賢者の仕事、賢者の健康

Vol.2脳がちゃんとしてないと、人生はうまくいかないんです。
脳科学者澤口俊之先生 インタビュー(後編)

まともな脳科学者はテレビに出ません。ですが…

− そこでおうかがいしてみたいのですが、先生がメディアに登場して、脳科学のことを広くわかりやすく解説する仕事にも力を入れてらっしゃるのはどうしてですか?

澤口私が言うのもなんですが、まともな脳科学者はテレビに出ません。出る余裕ないし、めんどくさいですから。

私が一般書を書いたり、テレビに出演する理由はふたつあります。ひとつは私の師の影響です。先ほどの話と関係しますが、大学院生時代に徹底的に鍛えられたんですよ。
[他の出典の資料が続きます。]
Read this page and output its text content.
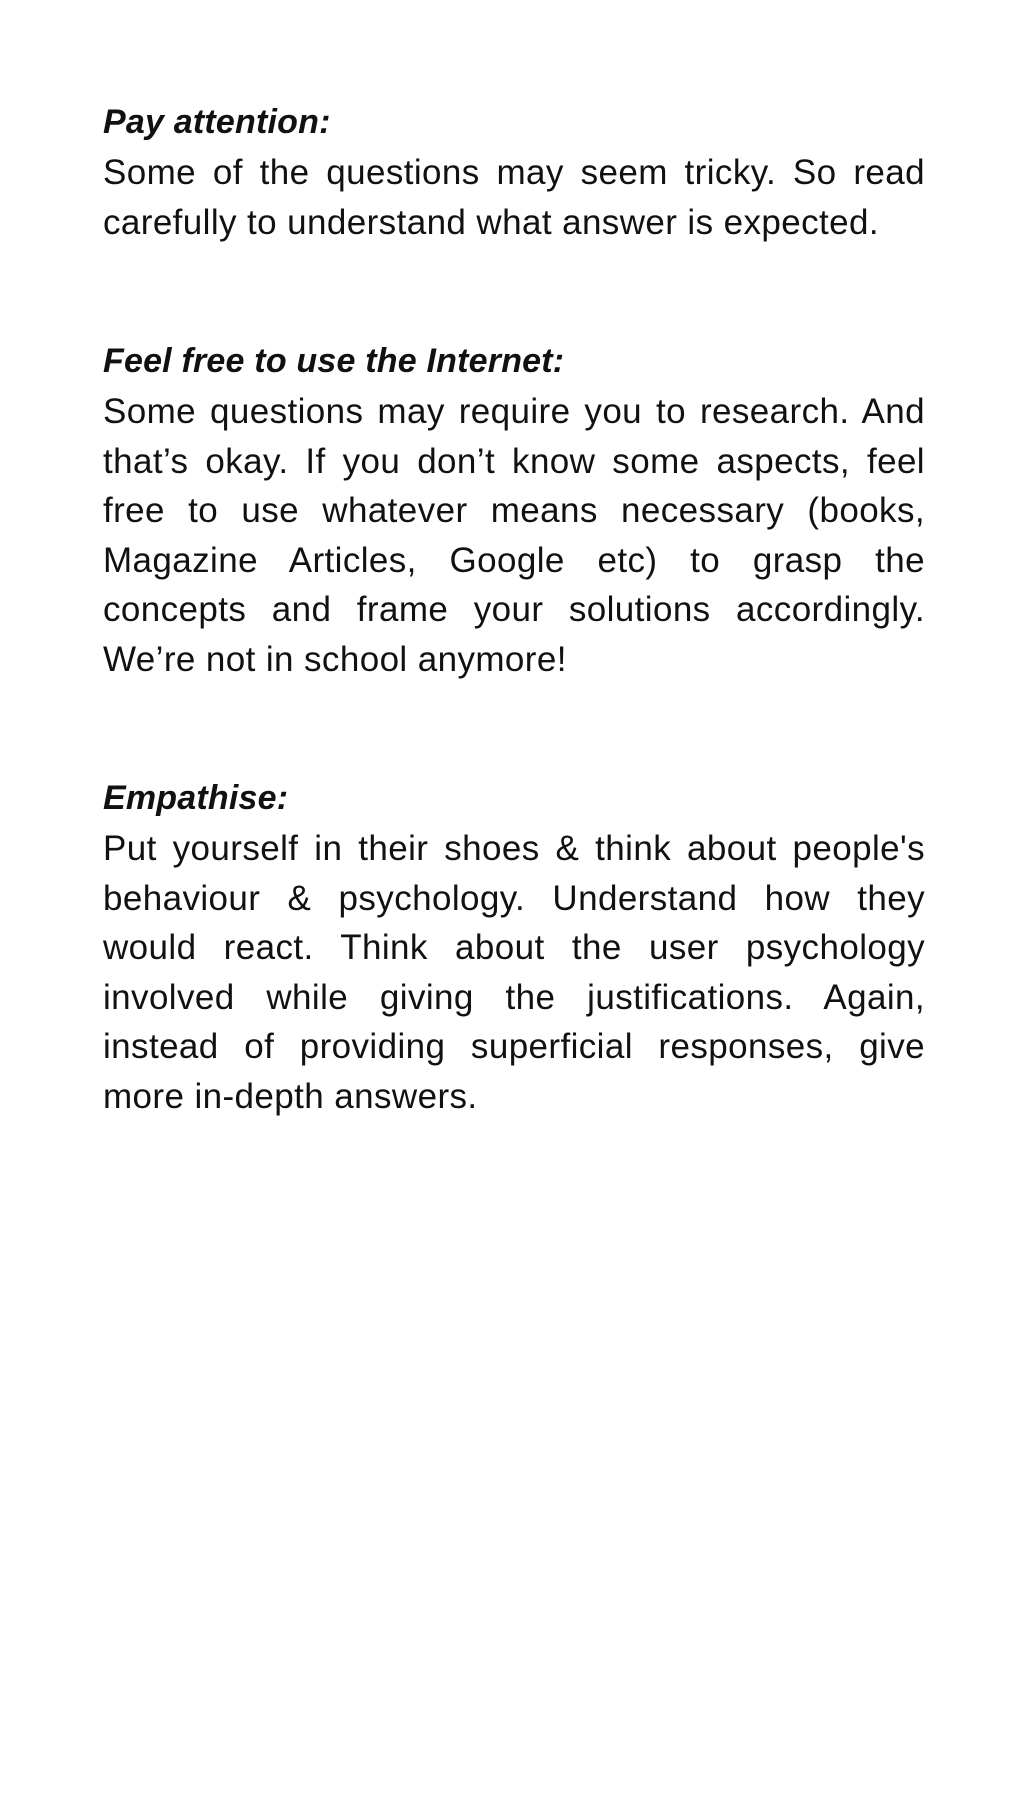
Pay attention:

Some of the questions may seem tricky. So read carefully to understand what answer is expected.

Feel free to use the Internet:

Some questions may require you to research. And that’s okay. If you don’t know some aspects, feel free to use whatever means necessary (books, Magazine Articles, Google etc) to grasp the concepts and frame your solutions accordingly. We’re not in school anymore!

Empathise:

Put yourself in their shoes & think about people's behaviour & psychology. Understand how they would react. Think about the user psychology involved while giving the justifications. Again, instead of providing superficial responses, give more in-depth answers.
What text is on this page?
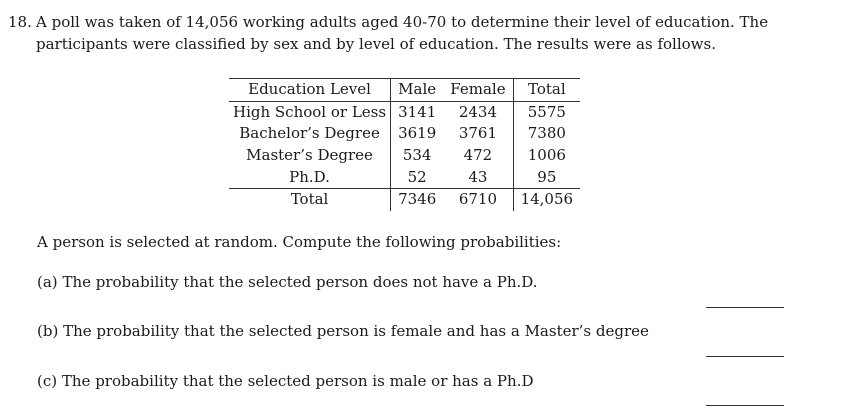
18. A poll was taken of 14,056 working adults aged 40-70 to determine their level of education. The
participants were classified by sex and by level of education. The results were as follows.
Education Level	Male	Female	Total
High School or Less	3141	2434	5575
Bachelor’s Degree	3619	3761	7380
Master’s Degree	534	472	1006
Ph.D.	52	43	95
Total	7346	6710	14,056
A person is selected at random. Compute the following probabilities:
(a) The probability that the selected person does not have a Ph.D.
(b) The probability that the selected person is female and has a Master’s degree
(c) The probability that the selected person is male or has a Ph.D
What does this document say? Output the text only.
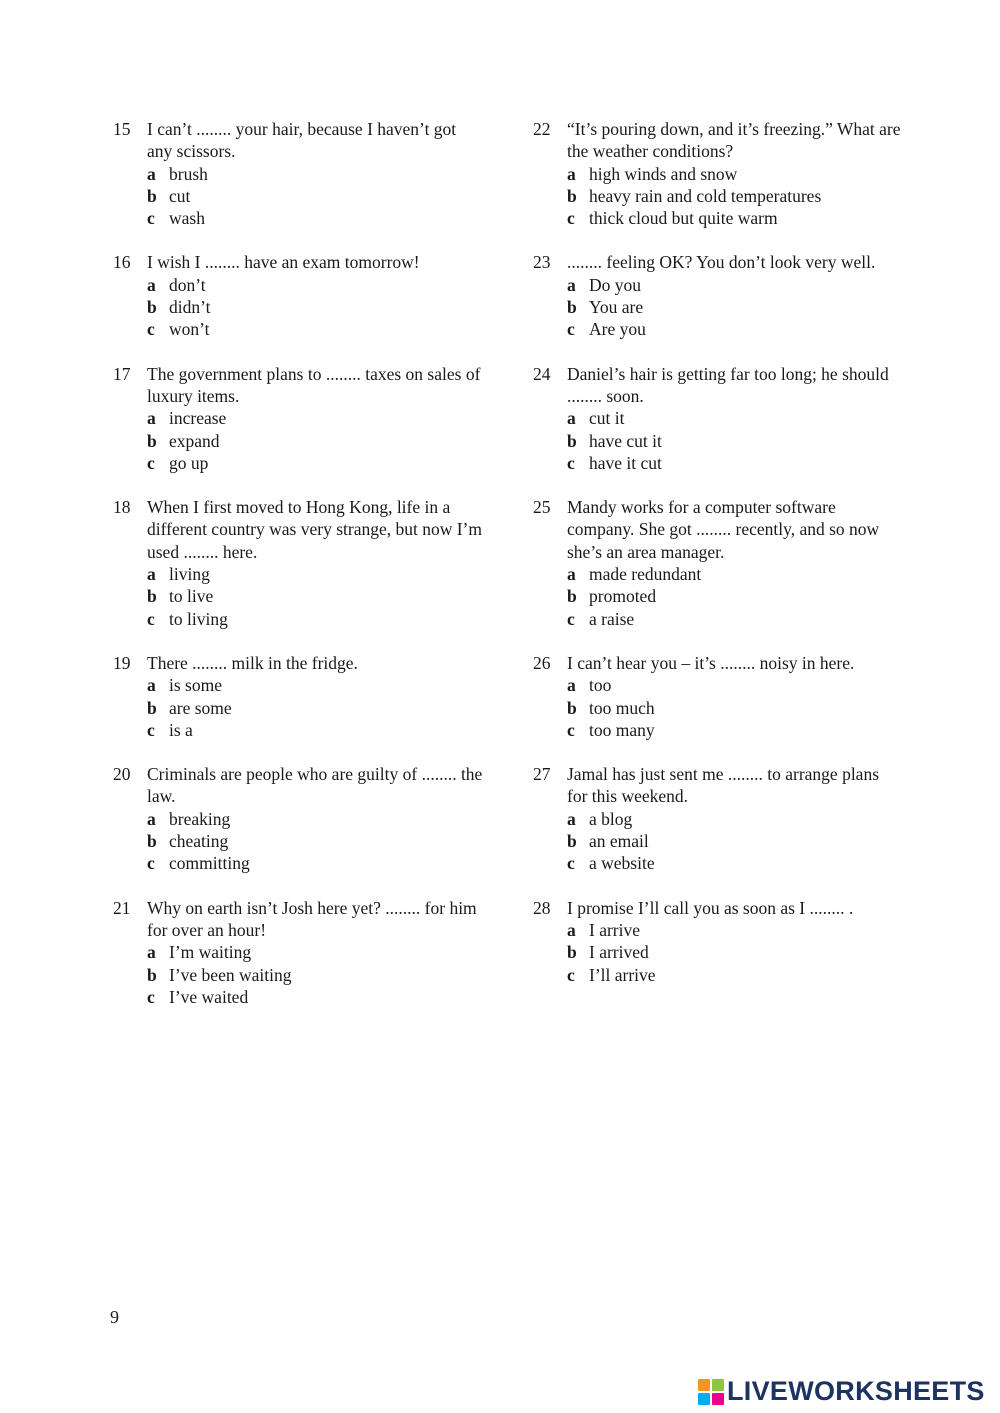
15 I can’t ........ your hair, because I haven’t got any scissors.
a brush
b cut
c wash
16 I wish I ........ have an exam tomorrow!
a don’t
b didn’t
c won’t
17 The government plans to ........ taxes on sales of luxury items.
a increase
b expand
c go up
18 When I first moved to Hong Kong, life in a different country was very strange, but now I’m used ........ here.
a living
b to live
c to living
19 There ........ milk in the fridge.
a is some
b are some
c is a
20 Criminals are people who are guilty of ........ the law.
a breaking
b cheating
c committing
21 Why on earth isn’t Josh here yet? ........ for him for over an hour!
a I’m waiting
b I’ve been waiting
c I’ve waited
22 “It’s pouring down, and it’s freezing.” What are the weather conditions?
a high winds and snow
b heavy rain and cold temperatures
c thick cloud but quite warm
23 ........ feeling OK? You don’t look very well.
a Do you
b You are
c Are you
24 Daniel’s hair is getting far too long; he should ........ soon.
a cut it
b have cut it
c have it cut
25 Mandy works for a computer software company. She got ........ recently, and so now she’s an area manager.
a made redundant
b promoted
c a raise
26 I can’t hear you – it’s ........ noisy in here.
a too
b too much
c too many
27 Jamal has just sent me ........ to arrange plans for this weekend.
a a blog
b an email
c a website
28 I promise I’ll call you as soon as I ........ .
a I arrive
b I arrived
c I’ll arrive
9
LIVEWORKSHEETS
久保田競先生(生理学者/京都大学名誉教授)というものすごく厳しい指導をされる先生で、先輩や後輩の中には、胃潰瘍になったり胃に穴があいた人が何人もいるくらい。それがよかったと思います。

で、何が言いたいかと言うと、その先生は一般書もお書きになる方で、インタビューも積極的に受けるんですね。「国立大学の教授というのは、税金でやっている以上は国民に還元する義務がある」ということで。専門的な研究と同時に、一般の方々にわかるような発信もしなきゃいけないと教わりました。ひとつはその影響が大きいです。

もうひとつは、いい加減な脳科学の知識が世の中に広まりすぎているということです。こちらのほうが理由としては大きいかもしれません。現代の脳科学的に正確な知識をなるべくわかりやすく伝えたいということですね。

脳科学の進歩は著しいわけですが、最先端の脳科学者が専門用語だらけの解説をしても、世間の人はだれもわからない。ですから自分の研究のみならず、世界中の研究成果をまとめて、皆さんの人生にプラスになることを伝えていこうと。私の場合、それが研究以外の活動のベースにあると思います。

ただ、この「広くわかりやすく伝える」ということが意外に難しい。ときには私も極論に近いことをあえて言うこともあります。「男性脳」とか言ったりするのもそうで、実際に男女の脳で差はあるのですが、これもちゃんと正確に言おうとすると長く複雑になってしまいますから、そこはジワジワ系でいいかなと思って始めました。コメントをするときは最初に極論じみたことを言っておいて、視聴者に注目してもらい、徐々に誤解を解いて行く方法論をとってます。